2
votes

I am developing a file compressor program. We are currently implementing .ZIP archiver standart, so that when generate a compressed .ZIP archiver any other reputable compressor (such as 7zip) can perfectly understand/uncompres it.

We are now developing the DEFLATE algorithm based on RFC 1951
We have a variant of LZ77 and the Huffman coding with fixed codes working perfectly and compatible with the RFC, thus working with Literal-Length + Distance values.

On the Dynamic Huffman Coding I am currently able to extract the Huffman trees from some compressed data (compressed via another reliable compressor), but when it's time to start decompressing the real data I get incorrect values.
Possibly I'm reading the trees in a wrong way.

I have not specificly found any place where someone explains with exactitude the way the values of these trees are stored on the compressed data.

I assume the encoded data follows the same literal-length values (0~285) + distance (0~30) with its corresponding extra bits per literal / distance as explained in the RFC the same way fixed huffman encoding does.

The way this is stored on fixed huffman encoding is that Huffman Codes are stored with the most significant bit of the code on the least significant bit in memory. This way you are able to navigate down the encoding tree reading bit by bit.
Extra bits of the Huffman code are stored the other way instead .

Does Dynamic Huffman Coding store them the same way?

Is there something I am missing or that I should be aware?

2

2 Answers

9
votes

First off, you don't need to do what you're doing, since it has already been done for you in zlib, a free compression library that permits commercial use. zlib provides implementations of deflate compression and inflate decompression, per RFC 1951. Also you can use minizip, which is included as a third party contribution in the zlib source code package, or libzip, to process zip files using zlib.

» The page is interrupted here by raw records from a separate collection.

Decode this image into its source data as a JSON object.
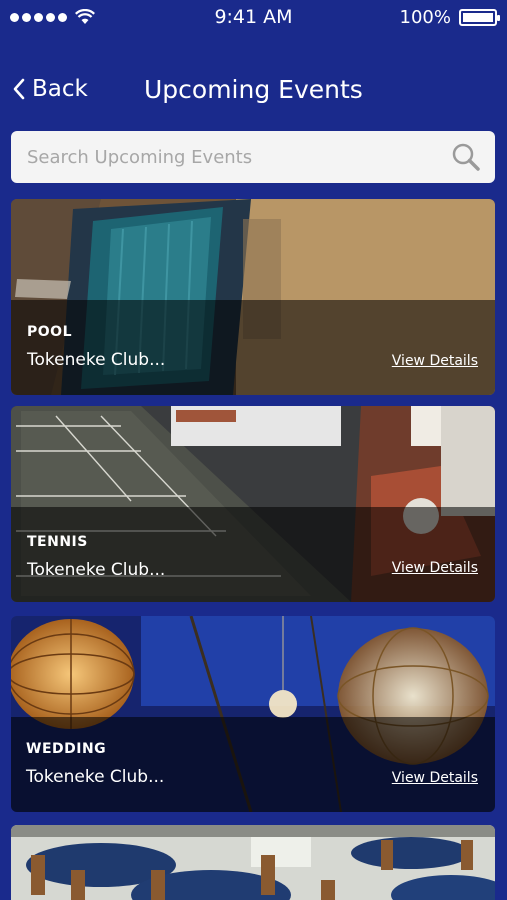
{
  "status": {
    "time": "9:41 AM",
    "battery": "100%",
    "battery_level": 1.0
  },
  "nav": {
    "back_label": "Back",
    "title": "Upcoming Events"
  },
  "search": {
    "placeholder": "Search Upcoming Events",
    "value": ""
  },
  "events": [
    {
      "category": "POOL",
      "club": "Tokeneke Club...",
      "link": "View Details"
    },
    {
      "category": "TENNIS",
      "club": "Tokeneke Club...",
      "link": "View Details"
    },
    {
      "category": "WEDDING",
      "club": "Tokeneke Club...",
      "link": "View Details"
    }
  ],
  "colors": {
    "background": "#1a2a8c",
    "search_bg": "#f4f4f4"
  }
}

If you are intent on doing it yourself, then you can look at puff.c, also in the zlib distribution, which was written with the purpose of supplementing RFC 1951 with an unambiguous definition of the deflate format by virtue of being a heavily commented working deflate decoder.

RFC 1951 does in fact explain the format with exactitude. You just need to read it carefully. puff.c may help accelerate the learning process.

The correct term for the non-fixed Huffman coding is "dynamic". Not "adaptive". The reason is that the term "Adaptive Huffman" refers to something else -- a special technique that is not used in the deflate format -- where the Huffman tree actually morphs as you move through the data. Dynamic Huffman coding, what deflate uses, instead breaks the data up into blocks, and sends a complete Huffman code for each block that is constant throughout that block.

Yes, the dynamic Huffman codes and extra bits are stored in the same order as the fixed Huffman codes. The tricky part is understanding how the Huffman codes are transmitted in the deflate stream header for each block.

1
votes

I think you may be mistaken about the way the extra bits of Huffman codes are stored. RFC1951 says the following about the representation of extra bits:

The extra bits should be interpreted as a machine integer stored with the most-significant bit first, e.g., bits 1110 represent the value 14.

The extra bits are part of the Huffman code and are therefore read in the same order; among other things this means that there will be many ranges of length and distance values to encode that have contiguous Huffman codes (i.e., if code 269 of the length/literal alphabet winds up with the bitstring "1010", then the lengths 19-22 will have the codes 101000, 101001, 101010 and 101011 respectively.)